Open to critique. Also, which do you like better, the Before shots, or the After shots?
Before
After
Before
After
Geoff

Posted:
Mon Jun 18, 2007 10:30 pm
by Oz_Beachside
Hi Geoff,
What are you trying to acheive here?
I dont know the first character, but certainly, Peter Garret's treatment is too soft.
It looks like you have applied a softener all over, but eyes, teeth, eyebrows, lips, dont look very natural when softened.
Perhaps experiemnt with the "Healing brush", with the opacity at 50%. Its a nice way to soften feature, like harsh smile lines, or say the wrinkles in front of #2's ears.
Back to my first question, I dont think this treatment is suitable for these people. these are not "soft" men.
I learned to differentiate the use of the SHARPEN, BLUR, DODGE, BURN, HEALING AND PAINT BRUSH, each with different characteristics for "enhancing" people. Try each of these out, and dont forget to experiment with the "variables" of each.

Posted:
Mon Jun 18, 2007 10:39 pm
by gleff
Oz_Beachside wrote:Hi Geoff,
What are you trying to acheive here?
I dont know the first character, but certainly, Peter Garret's treatment is too soft.
It looks like you have applied a softener all over, but eyes, teeth, eyebrows, lips, dont look very natural when softened.
Perhaps experiemnt with the "Healing brush", with the opacity at 50%. Its a nice way to soften feature, like harsh smile lines, or say the wrinkles in front of #2's ears.
Back to my first question, I dont think this treatment is suitable for these people. these are not "soft" men.
I learned to differentiate the use of the SHARPEN, BLUR, DODGE, BURN, HEALING AND PAINT BRUSH, each with different characteristics for "enhancing" people. Try each of these out, and dont forget to experiment with the "variables" of each.
I was essentially trying to get rid of blemishes etc but I get where you're coming from. Being rockers I guess they would look better looking that way.
You're right about applying it all over but I guess I jumped the gun. I thought both looked okay

I'll experiment further.
This is fun with my new Cintiq


Posted:
Tue Jun 19, 2007 12:18 am
by ATJ
I prefer the "Before" images in both cases. They have far more character.

Posted:
Tue Jun 19, 2007 11:55 am
by mattyjacobs
I can see what you're trying to achieve with Kram's (#1 & 2) forehead, if you could isolate it to that area only, I think it would be great.

Posted:
Tue Jun 19, 2007 2:20 pm
by Nnnnsic
I wouldn't be trying the PP as heavily as you're doing it. It looks very CG and not in a good way.

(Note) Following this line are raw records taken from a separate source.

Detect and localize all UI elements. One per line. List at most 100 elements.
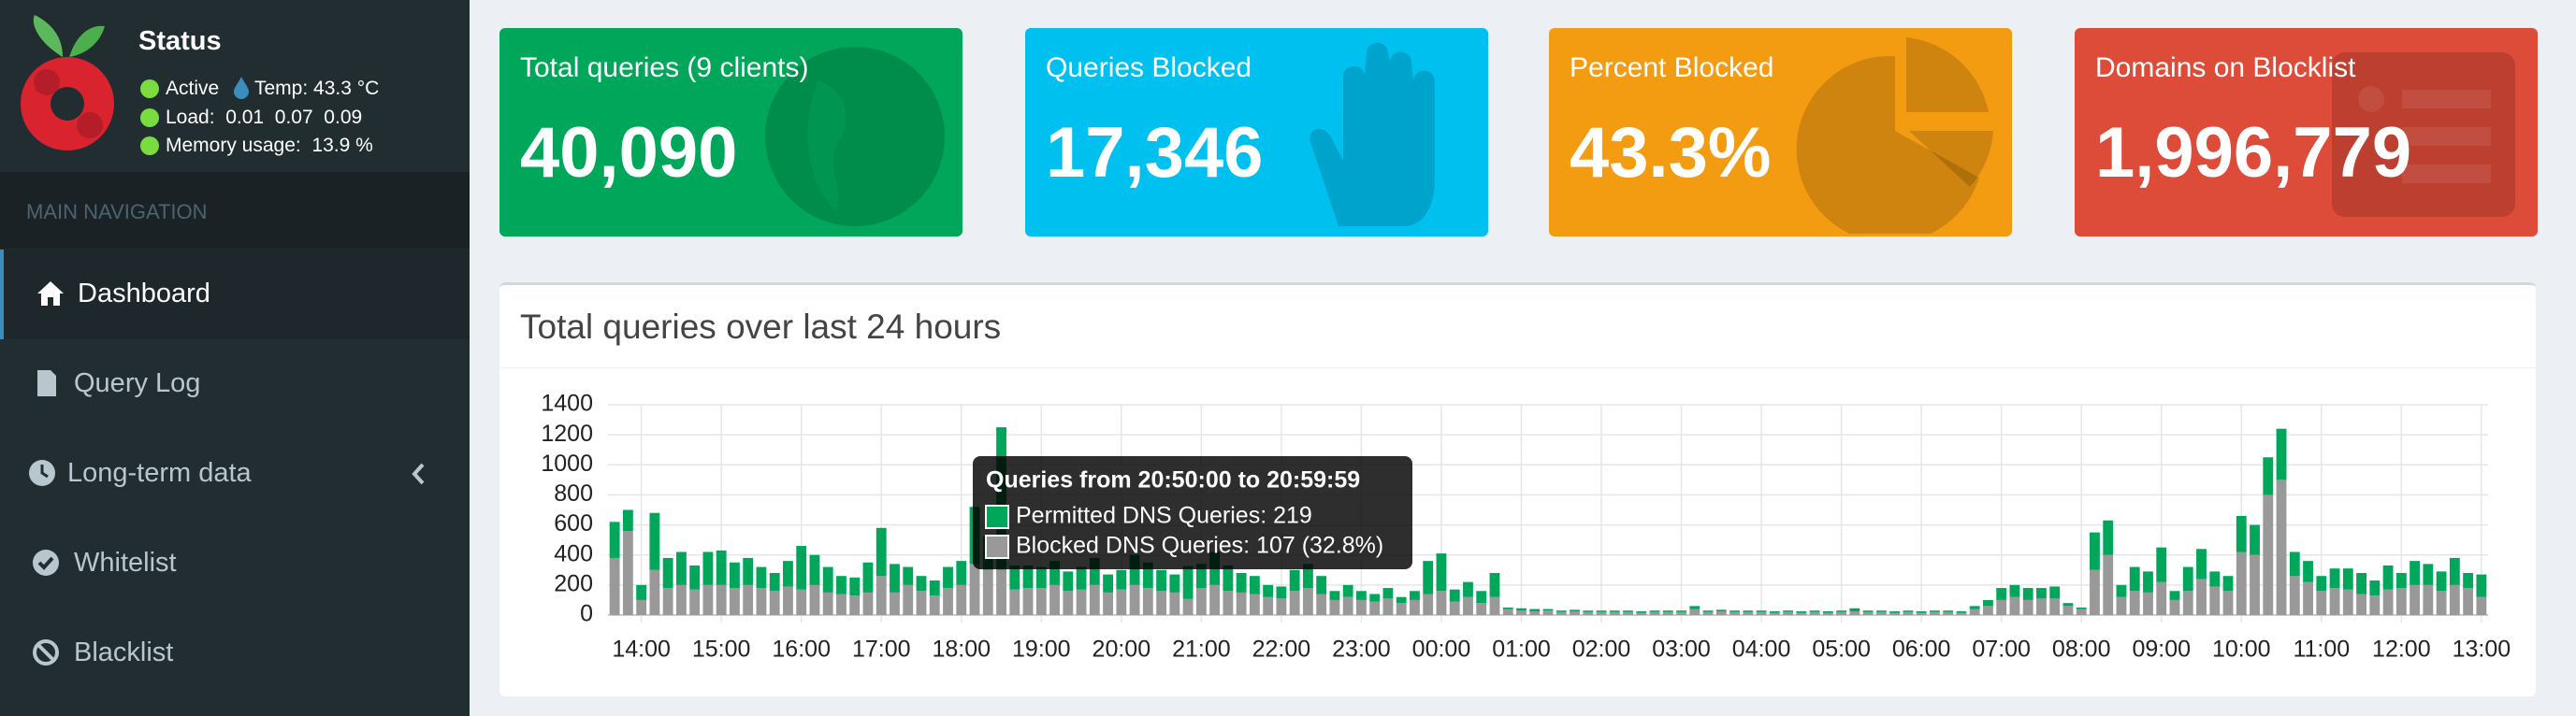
bar-segment	[2116, 596, 2127, 615]
menu-item[interactable]: Blacklist	[0, 609, 470, 698]
menu-item[interactable]: Dashboard	[0, 250, 470, 339]
bar-segment	[2103, 520, 2114, 555]
bar-segment	[1903, 610, 1914, 612]
bar-segment	[1382, 598, 1394, 615]
bar-segment	[2062, 603, 2074, 607]
bar-segment	[822, 592, 833, 615]
bar-segment	[689, 589, 701, 615]
icon	[33, 550, 59, 576]
bar-segment	[649, 569, 660, 615]
bar-segment	[822, 566, 833, 593]
bar-segment	[1009, 589, 1020, 615]
bar-segment	[1236, 573, 1247, 593]
separator	[499, 367, 2536, 368]
bar-segment	[2449, 557, 2460, 585]
bar-segment	[2410, 584, 2421, 615]
x-tick-label: 15:00	[692, 637, 751, 663]
bar-segment	[1636, 610, 1647, 613]
icon	[33, 639, 59, 666]
chart: 0 200 400 600 800 1000 1200 1400 14:00 15:00 16:00…	[541, 391, 2511, 663]
bar-segment	[2196, 579, 2207, 615]
bar-segment	[1556, 610, 1567, 612]
bar-segment	[2423, 564, 2434, 585]
bar-segment	[1689, 606, 1700, 609]
bar-segment	[636, 599, 647, 615]
bar-segment	[1743, 610, 1754, 612]
status-memory: Memory usage: 13.9 %	[166, 135, 373, 156]
x-tick-label: 08:00	[2052, 637, 2111, 663]
bar-segment	[1729, 610, 1740, 612]
bar-segment	[969, 564, 980, 615]
stat-card: Queries Blocked 17,346	[1025, 28, 1488, 236]
bar-segment	[1875, 610, 1887, 612]
bar-segment	[1929, 611, 1940, 615]
menu-label: Dashboard	[78, 279, 210, 308]
bar-segment	[2395, 573, 2407, 589]
menu-item[interactable]: Long-term data	[0, 429, 470, 519]
bar-segment	[1263, 584, 1274, 597]
bar-segment	[1382, 588, 1394, 599]
bar-segment	[1449, 601, 1460, 615]
bar-segment	[929, 580, 940, 596]
x-tick-label: 20:00	[1093, 637, 1151, 663]
bar-segment	[1715, 610, 1727, 615]
bar-segment	[982, 569, 993, 615]
bar-segment	[716, 550, 727, 585]
bar-segment	[1316, 594, 1327, 615]
bar-segment	[1076, 566, 1087, 590]
bar-segment	[929, 595, 940, 615]
x-tick-label: 09:00	[2132, 637, 2191, 663]
bar-segment	[903, 584, 914, 615]
bar-segment	[1463, 581, 1473, 597]
bar-segment	[1342, 584, 1353, 597]
bar-segment	[1116, 569, 1127, 590]
bar-segment	[1636, 612, 1647, 615]
bar-segment	[943, 588, 953, 615]
bar-segment	[1195, 564, 1207, 589]
bar-segment	[1702, 611, 1714, 615]
card-icon	[1310, 42, 1435, 226]
bar-segment	[1169, 592, 1180, 615]
icon	[37, 281, 64, 306]
bar-segment	[2250, 524, 2260, 555]
bar-segment	[1410, 599, 1420, 615]
bar-segment	[1249, 576, 1260, 594]
bar-segment	[1862, 611, 1874, 615]
bar-segment	[1156, 591, 1167, 615]
bar-segment	[2049, 586, 2061, 599]
bar-segment	[2182, 566, 2193, 592]
bar-segment	[1983, 599, 1993, 607]
bar-segment	[2196, 549, 2207, 580]
menu-item[interactable]: Whitelist	[0, 519, 470, 609]
bar-segment	[2076, 607, 2087, 609]
bar-segment	[2009, 596, 2020, 615]
bar-segment	[2062, 606, 2074, 615]
bar-segment	[2022, 588, 2033, 600]
bar-segment	[1182, 566, 1194, 599]
bar-segment	[2476, 596, 2487, 615]
bar-segment	[956, 561, 967, 585]
bar-segment	[796, 589, 807, 615]
bar-segment	[2156, 581, 2167, 615]
bar-segment	[1943, 610, 1954, 612]
bar-segment	[1596, 610, 1607, 612]
y-tick-label: 800	[554, 480, 593, 507]
bar-segment	[1182, 598, 1194, 615]
bar-segment	[876, 527, 887, 577]
x-tick-label: 02:00	[1572, 637, 1631, 663]
menu-item[interactable]: Query Log	[0, 339, 470, 429]
bar-segment	[1836, 610, 1847, 612]
bar-segment	[1583, 611, 1594, 615]
bar-segment	[1583, 610, 1594, 612]
bar-segment	[2463, 573, 2474, 589]
x-tick-label: 10:00	[2212, 637, 2271, 663]
status-title: Status	[138, 26, 222, 56]
bar-segment	[2036, 588, 2047, 599]
bar-segment	[2209, 586, 2221, 615]
y-tick-label: 1400	[541, 391, 593, 417]
temp-icon	[234, 77, 249, 99]
bar-segment	[1449, 589, 1460, 602]
bar-segment	[916, 591, 927, 615]
chart-title: Total queries over last 24 hours	[520, 308, 1002, 346]
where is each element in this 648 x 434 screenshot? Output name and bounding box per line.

With younger people, a degree of PP is useful with softening the skin and making them seem more like they glisten (though don't overkill it as a lot of people do) but the older people just look... odd... with this sort of work done.
Personally, I'd leave them be unless they've got some acne or cosmetic work they want removed in which case you'd want to replace the patches of skin with their own skin to make it seem consistent.

Posted:
Tue Jun 19, 2007 4:42 pm
by macka
Definitely 'before' shots.
After shots make their skin look pretty odd to me. Not natural.

Posted:
Tue Jun 19, 2007 6:01 pm
by Killakoala
I think trying to make either of them look better than they do in real life is a near impossible task. Nice try though.